Bargaining:  "Dear Senior Articles Editor for Very Highly Ranked Flagship Law Review that Has Never Published Anything Written by Anybody Who Has Ever Been on Our Faculty:  I was flattered when you asked me several months ago to be an unpaid peer reviewer for the article submitted by [deleted] and was happy to turn around thoughtful comments in fewer than 24 hours because you were on an expedite deadline.  I did point out at the time the irony of your calling me for a review when all of my submissions to your journal have been rejected within hours, if not minutes, of their submission. Nevertheless, I did do it for you in the appointed time.  As you may recall, you commented on my comments as 'fascinating,' 'insightful,' and 'extremely helpful to our board's consideration.'  I now have a new piece ready for submission, and am willing to give it to you for an exclusive review for two weeks."

Depression:  "Dear Professor:  Thank you for submitting your article to the Very Highly Ranked Flagship Law Review.  Even though I found it fascinating and insightful, I am afraid that we will not be able to consider it for inclusion.  We wish you the best of luck in your placement of the article.  We hope, however, that you consider the Very Highly Ranked Flagship Law Review for future submissions."

Anger:  "Ungrateful little shits."

Acceptance:  American Samoa Journal of Bible Studies and Blockchain Technology.
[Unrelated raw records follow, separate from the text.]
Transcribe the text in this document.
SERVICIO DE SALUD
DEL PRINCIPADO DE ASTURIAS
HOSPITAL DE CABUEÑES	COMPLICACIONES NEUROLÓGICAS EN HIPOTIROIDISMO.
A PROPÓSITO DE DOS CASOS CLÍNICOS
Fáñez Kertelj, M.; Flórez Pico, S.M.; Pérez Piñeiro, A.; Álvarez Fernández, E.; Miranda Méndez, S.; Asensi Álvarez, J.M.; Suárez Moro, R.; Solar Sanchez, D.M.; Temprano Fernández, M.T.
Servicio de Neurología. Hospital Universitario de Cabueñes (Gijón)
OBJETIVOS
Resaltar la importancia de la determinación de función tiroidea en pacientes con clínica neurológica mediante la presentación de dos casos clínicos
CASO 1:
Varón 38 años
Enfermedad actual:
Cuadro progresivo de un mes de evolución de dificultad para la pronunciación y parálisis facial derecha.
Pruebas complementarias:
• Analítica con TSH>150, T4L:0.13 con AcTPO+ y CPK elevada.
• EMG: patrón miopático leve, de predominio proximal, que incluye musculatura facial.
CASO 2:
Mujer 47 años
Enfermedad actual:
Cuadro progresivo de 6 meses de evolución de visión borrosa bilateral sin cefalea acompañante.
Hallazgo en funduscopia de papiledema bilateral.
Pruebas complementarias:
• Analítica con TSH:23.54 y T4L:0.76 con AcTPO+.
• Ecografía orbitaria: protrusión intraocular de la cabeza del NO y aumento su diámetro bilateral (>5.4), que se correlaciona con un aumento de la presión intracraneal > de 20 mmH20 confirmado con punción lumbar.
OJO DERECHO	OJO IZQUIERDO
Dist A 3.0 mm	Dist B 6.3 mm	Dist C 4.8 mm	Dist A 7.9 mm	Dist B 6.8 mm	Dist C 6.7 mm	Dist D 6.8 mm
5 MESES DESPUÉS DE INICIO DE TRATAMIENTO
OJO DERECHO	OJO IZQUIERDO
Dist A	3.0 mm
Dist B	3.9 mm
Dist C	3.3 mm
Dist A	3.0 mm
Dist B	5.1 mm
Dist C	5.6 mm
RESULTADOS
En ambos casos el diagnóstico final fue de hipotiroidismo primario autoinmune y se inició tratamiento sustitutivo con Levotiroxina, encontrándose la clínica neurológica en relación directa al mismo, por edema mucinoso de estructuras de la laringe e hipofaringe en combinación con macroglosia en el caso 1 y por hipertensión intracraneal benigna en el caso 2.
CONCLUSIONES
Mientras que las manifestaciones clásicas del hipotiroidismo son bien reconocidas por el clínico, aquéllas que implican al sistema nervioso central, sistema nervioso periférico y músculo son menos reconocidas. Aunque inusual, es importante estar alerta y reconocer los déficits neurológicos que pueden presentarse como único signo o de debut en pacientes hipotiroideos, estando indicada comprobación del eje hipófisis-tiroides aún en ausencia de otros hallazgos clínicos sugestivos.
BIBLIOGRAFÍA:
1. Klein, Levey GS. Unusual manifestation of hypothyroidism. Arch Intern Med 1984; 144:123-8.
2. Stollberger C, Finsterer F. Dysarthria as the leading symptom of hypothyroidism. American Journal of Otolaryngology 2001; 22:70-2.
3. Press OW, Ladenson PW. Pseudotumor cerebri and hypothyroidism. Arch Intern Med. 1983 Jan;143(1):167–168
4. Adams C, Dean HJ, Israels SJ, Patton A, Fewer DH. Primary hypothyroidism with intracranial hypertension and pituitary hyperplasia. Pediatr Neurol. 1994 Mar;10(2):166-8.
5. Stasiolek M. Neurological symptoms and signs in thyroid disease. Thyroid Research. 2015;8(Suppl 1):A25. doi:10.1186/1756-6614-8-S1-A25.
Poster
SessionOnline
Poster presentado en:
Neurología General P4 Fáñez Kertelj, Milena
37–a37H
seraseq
[I promise more serious advice in a future post.]

Posted by Jeff Lipshaw on August 16, 2018 at 10:45 AM in Getting a Job on the Law Teaching Market, Life of Law Schools, Lipshaw, Teaching Law | Permalink


Brannon Denning and I wrote something on this topic about this back in the day, before Expresso and Scholastica. I'm impressed that you managed to get your article into the esteemed American Samoa Journal of Bible Studies and Blockchain Technology, as we had to publish at the Schech-Tech School of Law and Truck Driving Tertiary Law Journal. https://papers.ssrn.com/sol3/papers.cfm?abstract_id=796264

Posted by: Miriam A. Cherry | Aug 27, 2018 11:17:36 AM

Manifestly clear that 99% of rejections are not based on a review but rather factors such as: no time to review; was not expedited; journal filled with pieces from "connected" recommendations (this DOES happen Ill rec my review to take your paper and you do the same). I am also aware that peer reviewed journals also have problems such as EIC refusal to send to peer reviewers based upon personal/professional bias. The EICs are gatekeepers - if you do not get past them your paper will not be reviewed.
All in all both systems are faulty.

Posted by: Trump2020 | Aug 17, 2018 9:26:27 AM

You can't be serious: You got an acceptance from American Samoa Journal of Bible Studies and Blockchain Technology, they've only once acknowledged receiving my submissions. And I send a piece there at least once a year. It was a happy day when the administrative assistant deigned to send me an email, criticizing my even submitting because as he put it, "I don't stand a chance in hell." And you know what, he was right. It's good to receive sound advise.

Go man go! You'll want to frame this reprint. And to think that I've had the privilege of knowing you all these years.


Note: Private and confidential message, ye old work product privilege.

Posted by: Alexander Tsesis | Aug 16, 2018 3:20:50 PM

The comments to this entry are closed.